Bay-effect snow is most commonly know as lake-effect snow. The effect occurs in many places but is best known in the Great Lakes. Snow is produced in the winter when cold, Arctic winds move across long expanses of warmer lake, bay, or ocean water, providing energy and picking up water vapor which freezes and is deposited on the lee shores. The same effect over bodies of salt water is called ocean effect snow, or sea effect snow. Bay-effect snow produces narrow & intense bands of precipitation, which can deposit heavy snowfall amounts in a short period of time. If the air temperature is not low enough to keep the precipitation frozen, it falls as rain. Lake-effect snow forms by significantly cooler air moving across a significantly warmer body of water. Here's a few ingredients that help produce bay-effect: fetch, wind shear, and upstream moisture.
Fetch: the length in which an air mass moves across a body of water.

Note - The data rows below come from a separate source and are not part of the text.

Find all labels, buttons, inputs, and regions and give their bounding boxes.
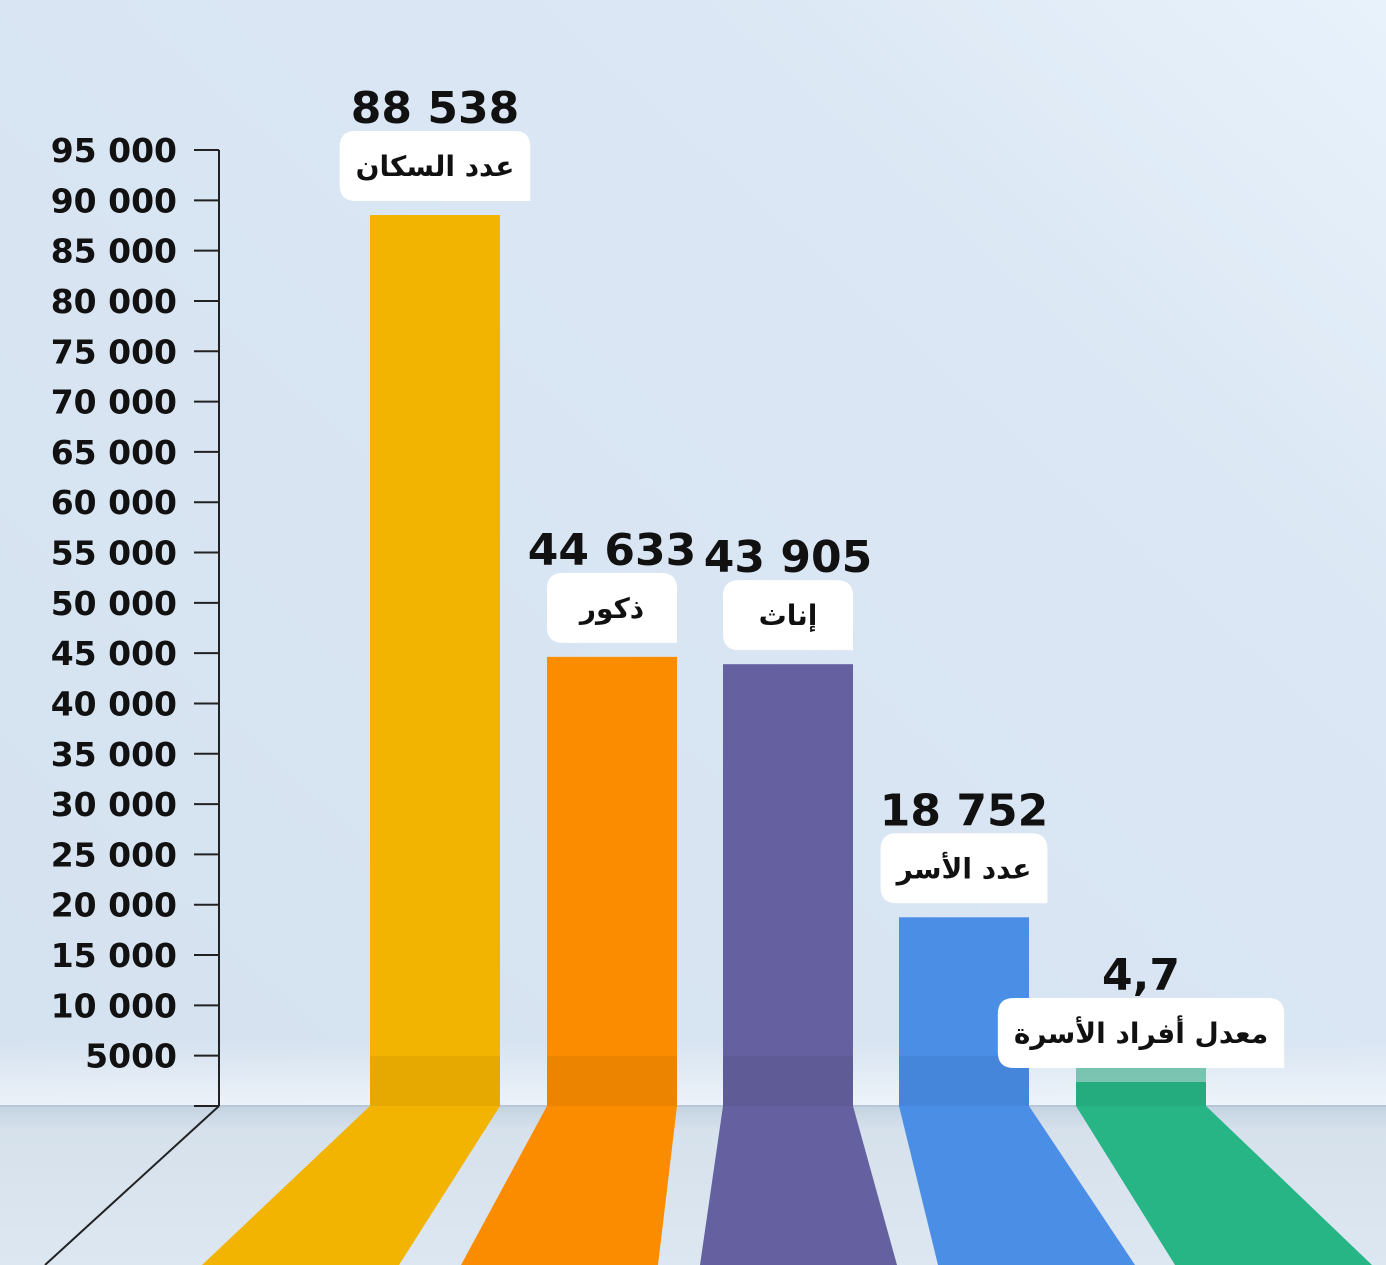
category-label: عدد الأسر <box>895 851 1032 885</box>
y-tick-label: 5000 <box>85 1037 177 1076</box>
bar-floor-projection <box>1076 1106 1372 1265</box>
y-axis: 5000 10 000 15 000 20 000 25 000 30 000 35 000… <box>44 131 220 1265</box>
value-label: 18 752 <box>880 785 1048 836</box>
y-tick-label: 45 000 <box>51 634 177 673</box>
y-tick-label: 15 000 <box>51 936 177 975</box>
value-label: 88 538 <box>351 83 519 134</box>
y-tick-label: 85 000 <box>51 232 177 271</box>
y-tick-label: 35 000 <box>51 735 177 774</box>
y-tick-label: 20 000 <box>51 886 177 925</box>
category-label-box <box>723 580 853 651</box>
y-axis-perspective-line <box>44 1105 220 1265</box>
bar-floor-projection <box>202 1106 500 1265</box>
value-label: 43 905 <box>704 532 872 583</box>
bar-base-shadow <box>723 1056 853 1106</box>
bar-floor-projection <box>461 1106 677 1265</box>
labels-group: عدد السكان 88 538 ذكور 44 633 إناث 43 905 عدد … <box>339 83 1285 1068</box>
y-tick-label: 60 000 <box>51 483 177 522</box>
y-tick-label: 80 000 <box>51 282 177 321</box>
category-label: عدد السكان <box>356 150 515 183</box>
bar-floor-projection <box>700 1106 897 1265</box>
bar-base-shadow <box>547 1056 677 1106</box>
bars-group <box>202 215 1372 1265</box>
value-label: 4,7 <box>1102 950 1180 1001</box>
category-label-box <box>997 998 1285 1068</box>
bar <box>547 656 677 1106</box>
value-label: 44 633 <box>528 525 696 576</box>
category-label: ذكور <box>578 592 644 625</box>
y-tick-label: 70 000 <box>51 383 177 422</box>
category-label: إناث <box>759 599 818 633</box>
y-tick-label: 40 000 <box>51 684 177 723</box>
category-label-box <box>339 131 531 202</box>
y-tick-label: 30 000 <box>51 785 177 824</box>
y-tick-label: 75 000 <box>51 332 177 371</box>
y-tick-label: 65 000 <box>51 433 177 472</box>
bar-floor-projection <box>899 1106 1135 1265</box>
category-label-box <box>880 833 1048 904</box>
y-tick-label: 25 000 <box>51 835 177 874</box>
y-tick-label: 90 000 <box>51 181 177 220</box>
bar <box>723 664 853 1106</box>
bar <box>370 215 500 1106</box>
y-tick-label: 10 000 <box>51 986 177 1025</box>
bar-base-shadow <box>370 1056 500 1106</box>
y-tick-label: 50 000 <box>51 584 177 623</box>
y-tick-label: 55 000 <box>51 534 177 573</box>
category-label-box <box>547 572 677 643</box>
y-tick-label: 95 000 <box>51 131 177 170</box>
category-label: معدل أفراد الأسرة <box>1014 1015 1268 1050</box>
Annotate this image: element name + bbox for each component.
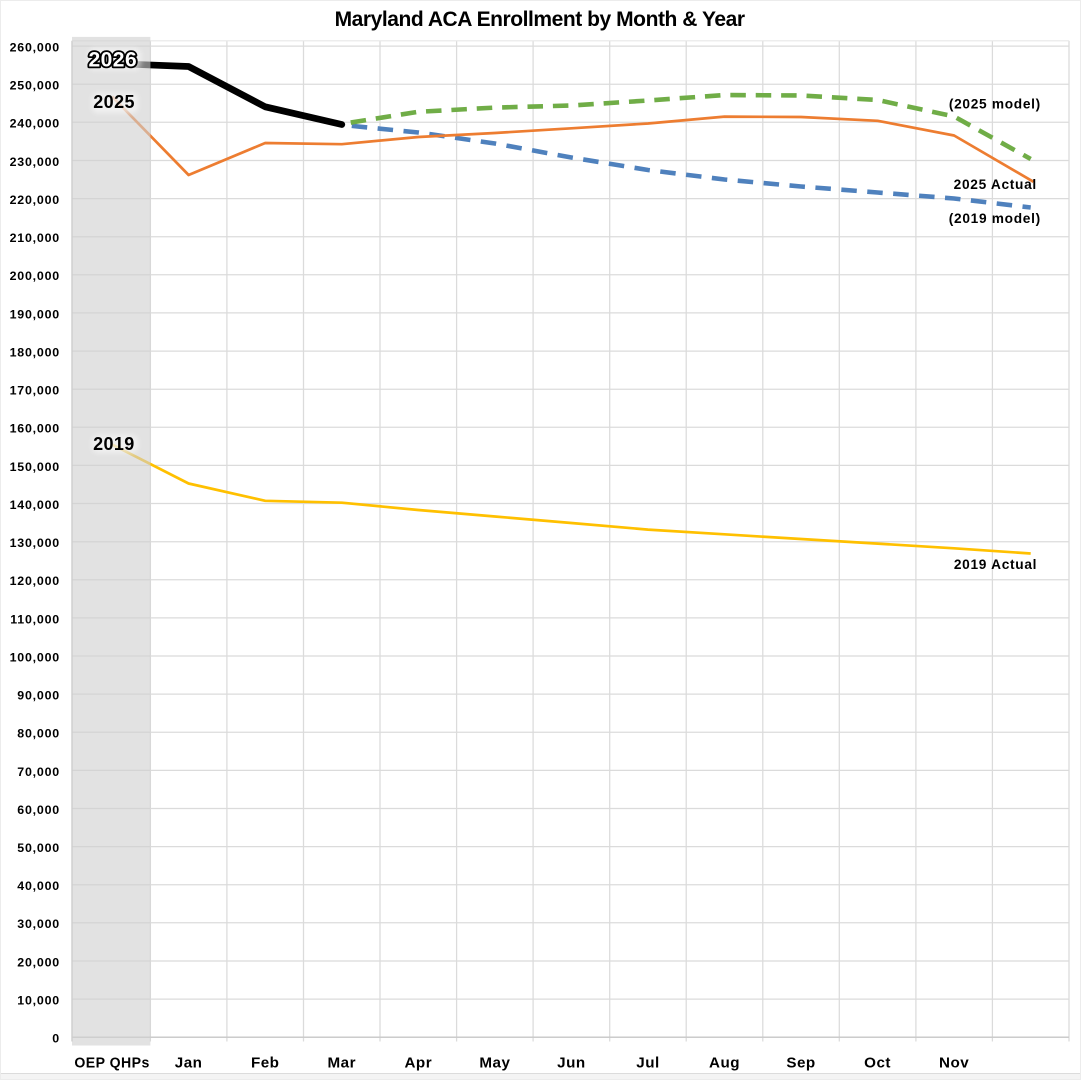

Wind Shear: is important because the more wind shear the further the bay-effect will be able to travel over land. The less wind shear the larger the precipitation totals will be along the leeward shore. Also wind shear plays a factor in squall lines, which are heavy bands of precipitation, weak directional shear help intensify the squall lines.
Upstream moisture: High relative humidity levels allow the air mass to pick up more condensation over the lake quicker and in larger amounts.
Bay-effect snow is more common during the later fall months and early winter months. Between Novermber, December and early parts of January.
The bodies of water get much cooler during the months of Febuary to April, so the chance of Bay-Effect Snow is a lot less.